Scientists at the Novo Nordisk Foundation Center for Protein Research at the University of Copenhagen have used a new method to assemble a massive catalogue of data on proteins. This gives them unprecedented insight into a process called protein phosphorylation. The research was recently published in the scientific journal Nature Communications.
Postdoc Alicia Lundby, from the Novo Nordisk Foundation Center for Protein Research, says: "Phosphorylation changes are really important to our understanding of cancer and other diseases. Although the study of phosphorylation goes back decades, up until now we hadn't been able to measure overall phosphorylation changes in tissue samples. Understanding these phosphorylation changes brings us a step closer to unravelling the mechanisms of disease."
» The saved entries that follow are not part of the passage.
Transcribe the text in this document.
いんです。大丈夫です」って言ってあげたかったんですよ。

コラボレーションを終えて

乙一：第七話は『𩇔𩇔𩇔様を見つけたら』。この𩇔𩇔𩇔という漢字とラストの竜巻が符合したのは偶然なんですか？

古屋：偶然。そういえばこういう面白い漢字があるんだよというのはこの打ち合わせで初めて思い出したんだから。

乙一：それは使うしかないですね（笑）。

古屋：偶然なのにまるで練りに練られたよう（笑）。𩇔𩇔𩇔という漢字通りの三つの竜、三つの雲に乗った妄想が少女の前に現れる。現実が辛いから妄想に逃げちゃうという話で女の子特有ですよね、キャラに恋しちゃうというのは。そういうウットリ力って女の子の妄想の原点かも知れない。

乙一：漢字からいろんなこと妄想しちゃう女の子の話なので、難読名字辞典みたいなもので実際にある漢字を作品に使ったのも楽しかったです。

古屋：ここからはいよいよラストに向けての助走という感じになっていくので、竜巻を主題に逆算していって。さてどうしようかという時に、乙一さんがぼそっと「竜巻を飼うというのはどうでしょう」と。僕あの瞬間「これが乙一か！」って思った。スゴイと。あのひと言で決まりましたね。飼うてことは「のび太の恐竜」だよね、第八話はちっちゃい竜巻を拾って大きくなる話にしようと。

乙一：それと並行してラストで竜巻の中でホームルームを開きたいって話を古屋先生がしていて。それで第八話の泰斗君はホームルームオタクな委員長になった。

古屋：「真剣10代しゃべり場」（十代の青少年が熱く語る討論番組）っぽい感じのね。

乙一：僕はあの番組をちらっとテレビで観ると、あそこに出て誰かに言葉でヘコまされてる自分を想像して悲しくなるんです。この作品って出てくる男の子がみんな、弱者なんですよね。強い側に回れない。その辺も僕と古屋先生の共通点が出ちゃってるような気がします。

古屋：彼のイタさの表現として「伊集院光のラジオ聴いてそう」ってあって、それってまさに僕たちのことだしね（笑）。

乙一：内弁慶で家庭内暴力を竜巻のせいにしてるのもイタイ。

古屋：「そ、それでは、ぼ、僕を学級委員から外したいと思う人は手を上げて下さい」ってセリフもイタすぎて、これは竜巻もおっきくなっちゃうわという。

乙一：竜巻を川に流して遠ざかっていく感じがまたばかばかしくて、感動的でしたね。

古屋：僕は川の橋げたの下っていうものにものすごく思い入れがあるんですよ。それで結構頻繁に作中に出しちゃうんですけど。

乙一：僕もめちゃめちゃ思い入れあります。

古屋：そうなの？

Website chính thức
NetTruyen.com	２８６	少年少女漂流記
Unravelling the mechanisms of disease
Phosphorylation happens when a phosphate group is added to a protein. Phosphorylation is like a switch that activates proteins, altering their function and changing cell signalling pathways. These signalling pathways are like cellular control panels. Deregulated cell signalling, when the control panel malfunctions, is a common hallmark of disease.
In the treatment of cancer, for example, there is great variation in how well the patients respond to different treatments. Most likely as a result of differences in the signalling pathways. The method developed by the team has the potential to make it possible to screen patient tissue samples to determine the best course of treatment for the individual.
An unprecedented resource
The team of scientists used high-resolution tandem mass spectrometry to generate the catalog of phosphorylated proteins. This research has never been attempted before on this scale - 31,480 phosphorylation sites from 7,280 proteins in 14 different tissue types. From a scientific perspective, it offers an unprecedented resource that is available to biologists online.
"This dataset is like a big atlas that can be used by other scientists to benefit their research," says Alicia Lundby.
For their next project Alicia Lundby and colleagues will be investigating the beta-adrenergic pathway of the heart to gain insight into why the heart suddenly beats faster when adrenalin is released. It is hoped this will improve our understanding of the molecular impact of Beta-blockers, a widely prescribed medication for heart conditions.